The goal is to parse all stories and topics, extract entities and use them as labels in a doc2vec embedding. Split the resulting embedding space by time and cluster with HDBSCAN each day.
Commands to create this project:
python -m hypergol.cli.create_project Hntrends
python -m hypergol.cli.create_data_model RawData title:str url:str text:str dead:int author:str score:int time:int timestamp:datetime htype:str hid:int:id parent:int descendants:int ranking:int deleted:int
python -m hypergol.cli.create_data_model Story title:str url:str author:str score:int time:int timestamp:datetime hid:int:id descendants:int ranking:int
python -m hypergol.cli.create_data_model Comment text:str author:str time:int timestamp:datetime hid:int:id parent:int
python -m hypergol.cli.create_data_model Document hid:int:id timestamp:datetime "tokens:List[str]" "labels:List[str]"
python3 -m hypergol.cli.create_task LoadData RawData --source
python3 -m hypergol.cli.create_task SelectStories RawData Story
python3 -m hypergol.cli.create_task SelectComments RawData Comment
python3 -m hypergol.cli.create_pipeline ProcessHackerNews LoadData SelectStories SelectComments RawData Comment Story
This project was generated with the Hypergol framework
Please see documentation for instructions: https://hypergol.readthedocs.io/en/latest/
Hypergol is heavily integrated with git, all projects must be in a git repository to ensure code and data lineage (to record which data was created by which version of the code).
Initialise git with:
git init .
Create the first commit (datasets record the last commit when they are created and without this there is nothing to record):
git commit -m "First Commit!"
The project now (and any time a file is changed but the change is not committed to the repo) is in a "dirty" stage. If you run a pipeline or train a model, the last commit will be recorded but that commit will not represent the code that is running! Add changes and commit:
git add .
git commit -m "All the files!"
If there are files that shouldn't be checked in ever to git they should be to the .gitignore
file before git add .
Alternatively individual files can be added to git with git add <filename>
.
Having dedicated virtual environment fully described by the projects requirements.txt
is the recommended practice. Don't forget to deactivate
the current virtual environment! Files from the environment are included in the projects .gitignore
file and will ignored by git.
deactivate
./make_venv.sh
source .venv/bin/activate
from hypergol import HypergolProject
project = HypergolProject(
projectDirectory='<project_directory>/hntrends',
dataDirectory=f'<data_directory>'
)
project.list_datasets(pattern='.*', asCode=True);
This will list all existing datasets that matches pattern
as self contained executable code.
It is recommended to start it in a screen session (screen -S tensorboard
) so you can close the terminal window or if you disconnect from a remote Linux machine (reconnect with screen -x tensorboard
). In the project directory:
screen -S tensorboard
source .venv/bin/activate
tensorboard --logdir=<data_directory>/hntrends/tensorboard/
After implementing all components and required functions:
./train_hntrends.sh
This will execute the model manager's run() function with the prescribed schedule (training steps, evaluation steps, etc.). Training can be stopped with Ctrl-C, this will won't result in the corruption of the output dataset (datasets must be closed properly to generate their chk file after they are read only). This is possible because the entire training happen in a try/finally
block.
In the generated models/serve_hntrends.py
function specify the directory of the model to be served at:
MODEL_DIRECTORY = '<data_directory>/Hntrends/<branch>/models/hntrends/<epoch_number>'
then start serving with (port and host can be set in the shell script):
./serve_hntrends.sh
import requests
response = json.loads(requests.get('http://0.0.0.0:8000', headers={'accept': 'application/json'}).text)

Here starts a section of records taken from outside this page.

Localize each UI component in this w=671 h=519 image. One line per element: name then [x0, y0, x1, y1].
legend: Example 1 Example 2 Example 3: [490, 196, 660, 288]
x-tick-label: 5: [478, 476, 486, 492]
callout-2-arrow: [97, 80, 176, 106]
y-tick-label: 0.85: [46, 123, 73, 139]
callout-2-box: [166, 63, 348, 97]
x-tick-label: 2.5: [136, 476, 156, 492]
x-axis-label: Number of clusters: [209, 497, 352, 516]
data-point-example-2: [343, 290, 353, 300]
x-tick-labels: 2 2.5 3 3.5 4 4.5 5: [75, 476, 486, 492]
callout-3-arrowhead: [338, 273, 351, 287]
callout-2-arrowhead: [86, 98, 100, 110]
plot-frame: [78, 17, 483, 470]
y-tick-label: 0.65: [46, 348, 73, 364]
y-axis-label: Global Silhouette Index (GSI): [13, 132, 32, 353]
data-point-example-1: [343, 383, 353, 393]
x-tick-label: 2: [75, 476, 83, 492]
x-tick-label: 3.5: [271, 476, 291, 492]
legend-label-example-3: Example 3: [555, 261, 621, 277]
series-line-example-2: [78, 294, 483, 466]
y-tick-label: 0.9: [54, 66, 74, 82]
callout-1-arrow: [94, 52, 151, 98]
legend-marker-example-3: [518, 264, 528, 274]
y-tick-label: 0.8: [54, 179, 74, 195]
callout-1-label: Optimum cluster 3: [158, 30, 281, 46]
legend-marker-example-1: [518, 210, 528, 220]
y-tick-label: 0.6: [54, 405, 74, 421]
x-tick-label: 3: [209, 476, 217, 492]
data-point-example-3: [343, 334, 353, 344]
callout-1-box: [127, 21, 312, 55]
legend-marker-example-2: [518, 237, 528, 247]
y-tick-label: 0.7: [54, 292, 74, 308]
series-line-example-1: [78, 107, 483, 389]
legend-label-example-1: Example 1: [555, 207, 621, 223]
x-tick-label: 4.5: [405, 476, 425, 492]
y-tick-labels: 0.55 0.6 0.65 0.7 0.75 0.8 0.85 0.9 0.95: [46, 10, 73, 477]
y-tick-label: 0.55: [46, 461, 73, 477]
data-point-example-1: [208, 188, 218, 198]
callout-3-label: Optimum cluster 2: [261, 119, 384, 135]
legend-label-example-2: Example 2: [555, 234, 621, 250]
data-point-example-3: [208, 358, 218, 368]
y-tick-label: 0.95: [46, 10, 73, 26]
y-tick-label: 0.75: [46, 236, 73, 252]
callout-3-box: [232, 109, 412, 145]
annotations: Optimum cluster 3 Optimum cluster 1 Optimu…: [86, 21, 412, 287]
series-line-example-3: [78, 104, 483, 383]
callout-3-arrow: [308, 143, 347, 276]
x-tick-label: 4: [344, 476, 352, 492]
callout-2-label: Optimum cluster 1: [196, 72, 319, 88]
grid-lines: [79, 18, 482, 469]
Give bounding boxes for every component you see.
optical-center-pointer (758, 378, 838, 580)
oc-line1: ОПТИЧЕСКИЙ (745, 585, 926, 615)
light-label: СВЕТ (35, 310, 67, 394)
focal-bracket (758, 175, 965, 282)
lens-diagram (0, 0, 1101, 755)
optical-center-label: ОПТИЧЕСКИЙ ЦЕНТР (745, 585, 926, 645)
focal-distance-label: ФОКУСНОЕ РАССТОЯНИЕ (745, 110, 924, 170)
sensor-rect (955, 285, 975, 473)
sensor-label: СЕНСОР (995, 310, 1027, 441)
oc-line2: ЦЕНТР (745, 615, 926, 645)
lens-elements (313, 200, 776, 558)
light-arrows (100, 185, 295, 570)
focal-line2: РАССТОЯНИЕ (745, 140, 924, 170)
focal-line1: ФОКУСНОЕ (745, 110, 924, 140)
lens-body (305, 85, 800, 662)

modelLongName = response['model']
This allows to verify if indeed the intended model is served. The generated training script sets training day and the commit hash at that point to be part of the long name and to ensure that the exact conditions of training are available at serving. Long name should be used in logging to identify which model created an output. From v0.0.10 the long name is returned in the header of the response of /output
endpoint as well in the x-model-long-name
field.
To get the response of the model to a list of objects, see example below. Replace ExampleOutput
with the correct output type and load a dataset into ds
, use list_datasets
from above to do this.
sys.path.insert(0, '<project_directory>/hntrends')
import requests
from itertools import islice
from data_models.example_output import ExampleOutput
with ds.open('r') as dsr:
values = [value.to_data() for value in islice(dsr, 10)]
response = requests.post(
'http://0.0.0.0:8000/output',
headers={
'accept': 'application/json',
'Content-Type': 'application/json',
},
data=json.dumps(values)
)
outputs = [ExampleOutput.from_data(v) for v in json.loads(response.text)]
modelLongName = response.headers['x-model-long-name']
It is not recommended to do large scale evaluation through the API as the overhead per object is too high and it is single threaded.